Market timing mostly doesn’t work, at least for the S&P500. It keeps looking like some strategy based on Shiller’s CAPE should tell us to buy at major lows and sell at major highs. Ilmanen did some rigorous testing of such strategies, using buy and sell thresholds that avoided lookahead bias, and showed that market timing did work well over the 1900-2020 period, but approximately all of the benefit came from a 30-year period that ended shortly after 1950. So a little bit of market timing is likely to be a good idea, but don’t count on it working during your lifetime.
I made some good money by timing the market between September 2008 and March 2009, based on signs of macroeconomic problems and on a comparison to 1937-8. But the conditions under which I can repeat that kind of success are rare.
For most such successes, there’s an offsetting mistake, such as selling when Alan Greenspan expresses concern about irrational exuberance.
Why did the expected returns of US treasury bonds drop to -1% in 2021? Some of the answer is high savings rates causing plenty of capital to be available for all investments. But there’s also the effect of negative bond-stock correlations in making bonds a valuable hedge for stock market risk.
Ilmanen suggests that the bond-stock correlation is negative when there’s little uncertainty about inflation. “As long as inflation uncertainty remains mild, stock-bond correlation is likely to remain negative.”
That provided an excellent prediction about what would trigger the kind of bond crash we saw in 2022. It’s embarrassing that it was combined with a faulty view of inflation (I presume much of the book was written before the 2021 burst?? of inflation was visible).
How reliable is the equity premium? Newly compiled historical evidence say there was no equity premium in the 19th century.
The size premium is an illusion. There’s an illiquidity premium, which maybe causes a slight tendency for small illiquid stocks to outperform.
The shift to passive, as well as to ETFs and factor investing, could lead to higher correlations between single stocks and thus higher systematic risk.
There is also some evidence that active stock pickers tend to outperform during recessions, at times of high dispersion between stock-specific returns, and especially during “differentiated declines” – when weak markets and wide dispersion coincide.
The book has only one brief mention of cryptocurrencies, in a section about gold, implying that he thinks of cryptocurrencies as a minor subset of commodities.
Ilmanen sounds a bit strange when he strays into macroeconomics: “As long as economies are weakened by the virus and the lockdown effects or by precautionary saving, inflation pressures should be muted.”

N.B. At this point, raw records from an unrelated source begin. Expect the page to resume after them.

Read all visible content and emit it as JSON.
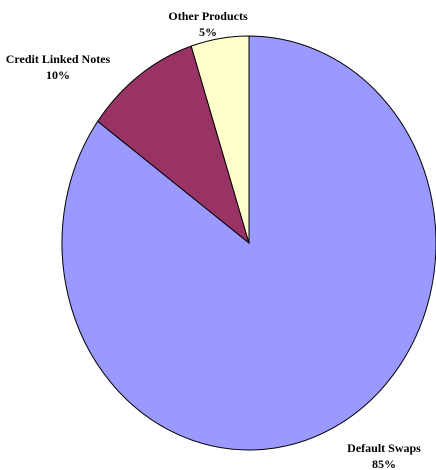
{
  "chart_data": {
    "type": "pie",
    "categories": [
      "Default Swaps",
      "Credit Linked Notes",
      "Other Products"
    ],
    "values": [
      85,
      10,
      5
    ],
    "value_labels": [
      "85%",
      "10%",
      "5%"
    ],
    "colors": [
      "#9999ff",
      "#993366",
      "#ffffcc"
    ]
  }
}
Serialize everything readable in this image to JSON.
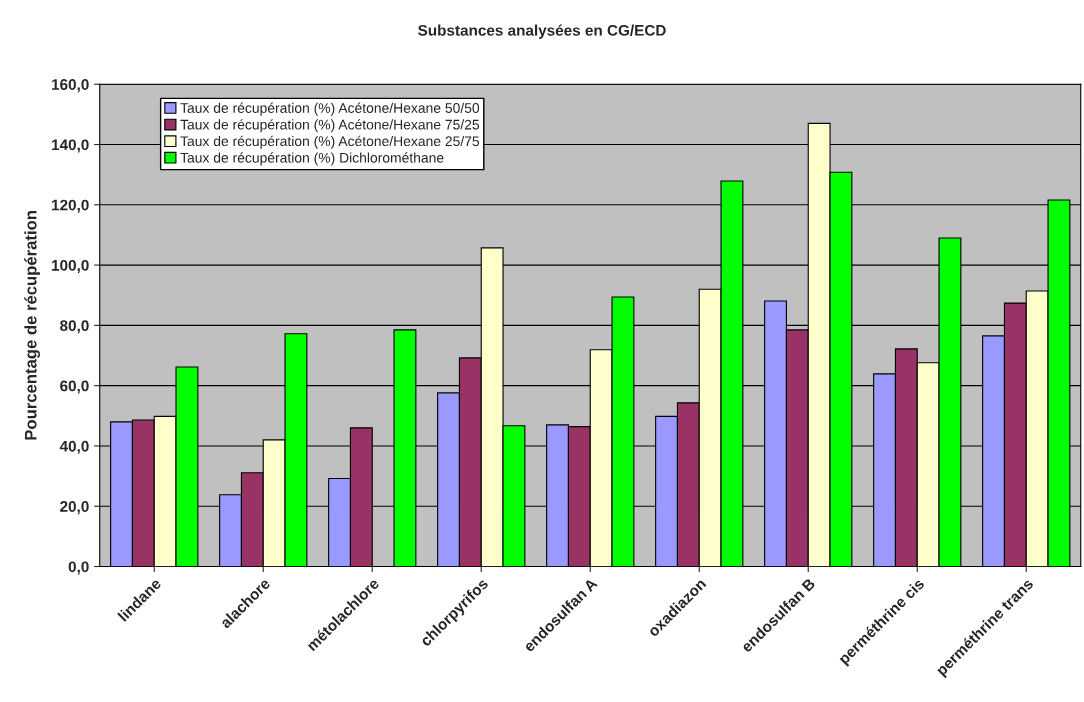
{
  "chart_data": {
    "type": "bar",
    "title": "Substances analysées en CG/ECD",
    "ylabel": "Pourcentage de récupération",
    "categories": [
      "lindane",
      "alachore",
      "métolachlore",
      "chlorpyrifos",
      "endosulfan A",
      "oxadiazon",
      "endosulfan B",
      "perméthrine cis",
      "perméthrine trans"
    ],
    "series": [
      {
        "name": "Taux de récupération (%) Acétone/Hexane 50/50",
        "color": "#9999ff",
        "values": [
          48.0,
          23.8,
          29.2,
          57.6,
          47.0,
          49.8,
          88.1,
          63.9,
          76.5
        ]
      },
      {
        "name": "Taux de récupération (%) Acétone/Hexane 75/25",
        "color": "#993366",
        "values": [
          48.6,
          31.1,
          46.0,
          69.2,
          46.4,
          54.3,
          78.5,
          72.2,
          87.4
        ]
      },
      {
        "name": "Taux de récupération (%) Acétone/Hexane 25/75",
        "color": "#ffffcc",
        "values": [
          49.8,
          42.0,
          null,
          105.7,
          71.9,
          92.0,
          147.0,
          67.6,
          91.4
        ]
      },
      {
        "name": "Taux de récupération (%) Dichlorométhane",
        "color": "#00ff00",
        "values": [
          66.2,
          77.2,
          78.5,
          46.7,
          89.4,
          127.9,
          130.8,
          109.0,
          121.6
        ]
      }
    ],
    "ylim": [
      0,
      160
    ],
    "yticks": [
      {
        "value": 0,
        "label": "0,0"
      },
      {
        "value": 20,
        "label": "20,0"
      },
      {
        "value": 40,
        "label": "40,0"
      },
      {
        "value": 60,
        "label": "60,0"
      },
      {
        "value": 80,
        "label": "80,0"
      },
      {
        "value": 100,
        "label": "100,0"
      },
      {
        "value": 120,
        "label": "120,0"
      },
      {
        "value": 140,
        "label": "140,0"
      },
      {
        "value": 160,
        "label": "160,0"
      }
    ],
    "grid": "y",
    "legend": "top left"
  }
}
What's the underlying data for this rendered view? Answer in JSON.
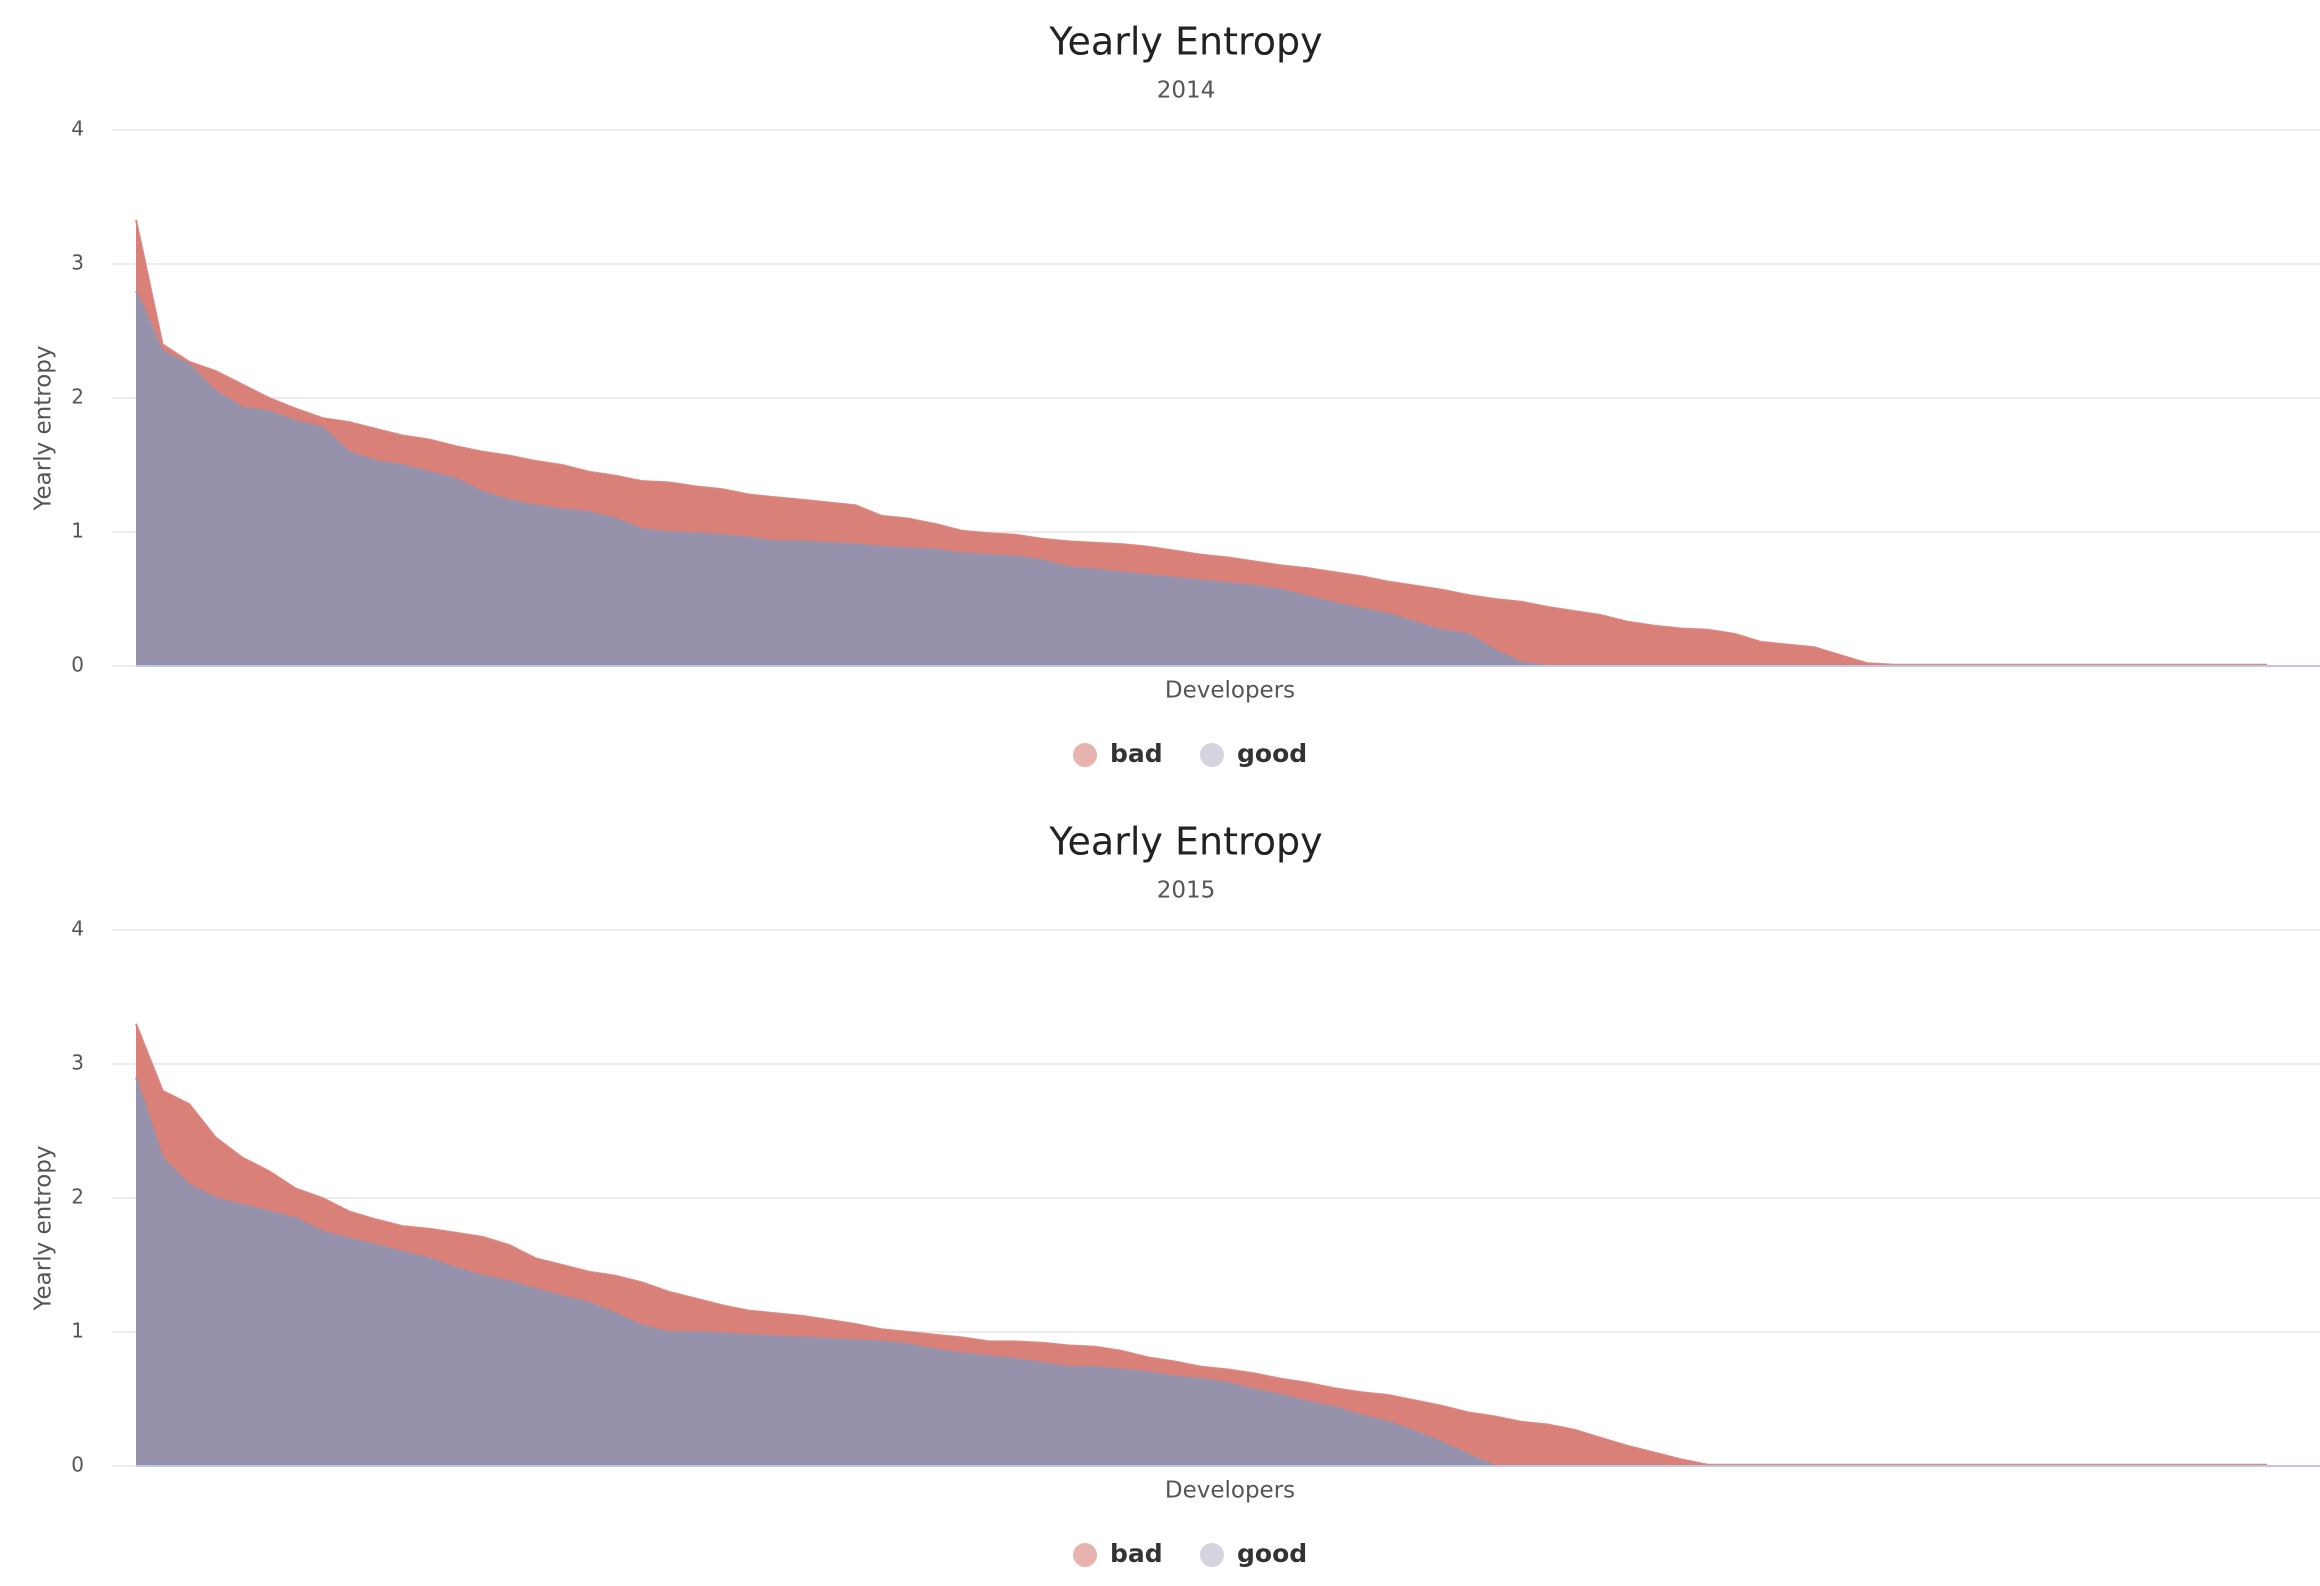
{
  "chart_data": [
    {
      "type": "area",
      "title": "Yearly Entropy",
      "subtitle": "2014",
      "y_label": "Yearly entropy",
      "x_label": "Developers",
      "ylim": [
        0,
        4
      ],
      "yticks": [
        0,
        1,
        2,
        3,
        4
      ],
      "grid": true,
      "legend": "bottom",
      "series": [
        {
          "name": "bad",
          "color": "#d98078",
          "values": [
            3.33,
            2.4,
            2.27,
            2.2,
            2.1,
            2.0,
            1.92,
            1.85,
            1.82,
            1.77,
            1.72,
            1.69,
            1.64,
            1.6,
            1.57,
            1.53,
            1.5,
            1.45,
            1.42,
            1.38,
            1.37,
            1.34,
            1.32,
            1.28,
            1.26,
            1.24,
            1.22,
            1.2,
            1.12,
            1.1,
            1.06,
            1.01,
            0.99,
            0.98,
            0.95,
            0.93,
            0.92,
            0.91,
            0.89,
            0.86,
            0.83,
            0.81,
            0.78,
            0.75,
            0.73,
            0.7,
            0.67,
            0.63,
            0.6,
            0.57,
            0.53,
            0.5,
            0.48,
            0.44,
            0.41,
            0.38,
            0.33,
            0.3,
            0.28,
            0.27,
            0.24,
            0.18,
            0.16,
            0.14,
            0.08,
            0.02,
            0.01,
            0.01,
            0.01,
            0.01,
            0.01,
            0.01,
            0.01,
            0.01,
            0.01,
            0.01,
            0.01,
            0.01,
            0.01,
            0.01,
            0.01
          ]
        },
        {
          "name": "good",
          "color": "#9692ac",
          "values": [
            2.8,
            2.35,
            2.25,
            2.05,
            1.93,
            1.9,
            1.83,
            1.78,
            1.6,
            1.53,
            1.5,
            1.45,
            1.4,
            1.3,
            1.24,
            1.2,
            1.17,
            1.15,
            1.1,
            1.02,
            1.0,
            0.99,
            0.98,
            0.96,
            0.93,
            0.93,
            0.92,
            0.91,
            0.89,
            0.88,
            0.87,
            0.84,
            0.83,
            0.82,
            0.79,
            0.74,
            0.72,
            0.7,
            0.68,
            0.66,
            0.64,
            0.62,
            0.6,
            0.57,
            0.52,
            0.47,
            0.43,
            0.39,
            0.33,
            0.27,
            0.24,
            0.12,
            0.03,
            0,
            0,
            0,
            0,
            0,
            0,
            0,
            0,
            0,
            0,
            0,
            0,
            0,
            0,
            0,
            0,
            0,
            0,
            0,
            0,
            0,
            0,
            0,
            0,
            0,
            0,
            0,
            0
          ]
        }
      ]
    },
    {
      "type": "area",
      "title": "Yearly Entropy",
      "subtitle": "2015",
      "y_label": "Yearly entropy",
      "x_label": "Developers",
      "ylim": [
        0,
        4
      ],
      "yticks": [
        0,
        1,
        2,
        3,
        4
      ],
      "grid": true,
      "legend": "bottom",
      "series": [
        {
          "name": "bad",
          "color": "#d98078",
          "values": [
            3.3,
            2.8,
            2.7,
            2.45,
            2.3,
            2.2,
            2.07,
            2.0,
            1.9,
            1.84,
            1.79,
            1.77,
            1.74,
            1.71,
            1.65,
            1.55,
            1.5,
            1.45,
            1.42,
            1.37,
            1.3,
            1.25,
            1.2,
            1.16,
            1.14,
            1.12,
            1.09,
            1.06,
            1.02,
            1.0,
            0.98,
            0.96,
            0.93,
            0.93,
            0.92,
            0.9,
            0.89,
            0.86,
            0.81,
            0.78,
            0.74,
            0.72,
            0.69,
            0.65,
            0.62,
            0.58,
            0.55,
            0.53,
            0.49,
            0.45,
            0.4,
            0.37,
            0.33,
            0.31,
            0.27,
            0.21,
            0.15,
            0.1,
            0.05,
            0.01,
            0.01,
            0.01,
            0.01,
            0.01,
            0.01,
            0.01,
            0.01,
            0.01,
            0.01,
            0.01,
            0.01,
            0.01,
            0.01,
            0.01,
            0.01,
            0.01,
            0.01,
            0.01,
            0.01,
            0.01,
            0.01
          ]
        },
        {
          "name": "good",
          "color": "#9692ac",
          "values": [
            2.9,
            2.3,
            2.1,
            2.0,
            1.95,
            1.9,
            1.85,
            1.75,
            1.7,
            1.65,
            1.6,
            1.55,
            1.48,
            1.42,
            1.38,
            1.32,
            1.27,
            1.22,
            1.14,
            1.05,
            1.0,
            1.0,
            0.99,
            0.98,
            0.97,
            0.96,
            0.95,
            0.94,
            0.93,
            0.91,
            0.87,
            0.84,
            0.82,
            0.8,
            0.77,
            0.74,
            0.74,
            0.72,
            0.7,
            0.67,
            0.65,
            0.62,
            0.57,
            0.53,
            0.48,
            0.44,
            0.38,
            0.33,
            0.26,
            0.18,
            0.09,
            0,
            0,
            0,
            0,
            0,
            0,
            0,
            0,
            0,
            0,
            0,
            0,
            0,
            0,
            0,
            0,
            0,
            0,
            0,
            0,
            0,
            0,
            0,
            0,
            0,
            0,
            0,
            0,
            0,
            0
          ]
        }
      ]
    }
  ]
}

The old story of “the Fed taking away the punch bowl when the party gets going” sounds quaint in this century when the only question seems to be how much the Fed is spiking the bowl.
(See Scott Sumner for a better view of the past 20 years.)
Could an AI-related acceleration of economic growth invalidate Ilmanen’s forecast of low returns? Alas, the evidence is weak and confusing as to whether faster growth causes higher stock market returns. Cross-country comparisons show a negative correlation over the 20th century.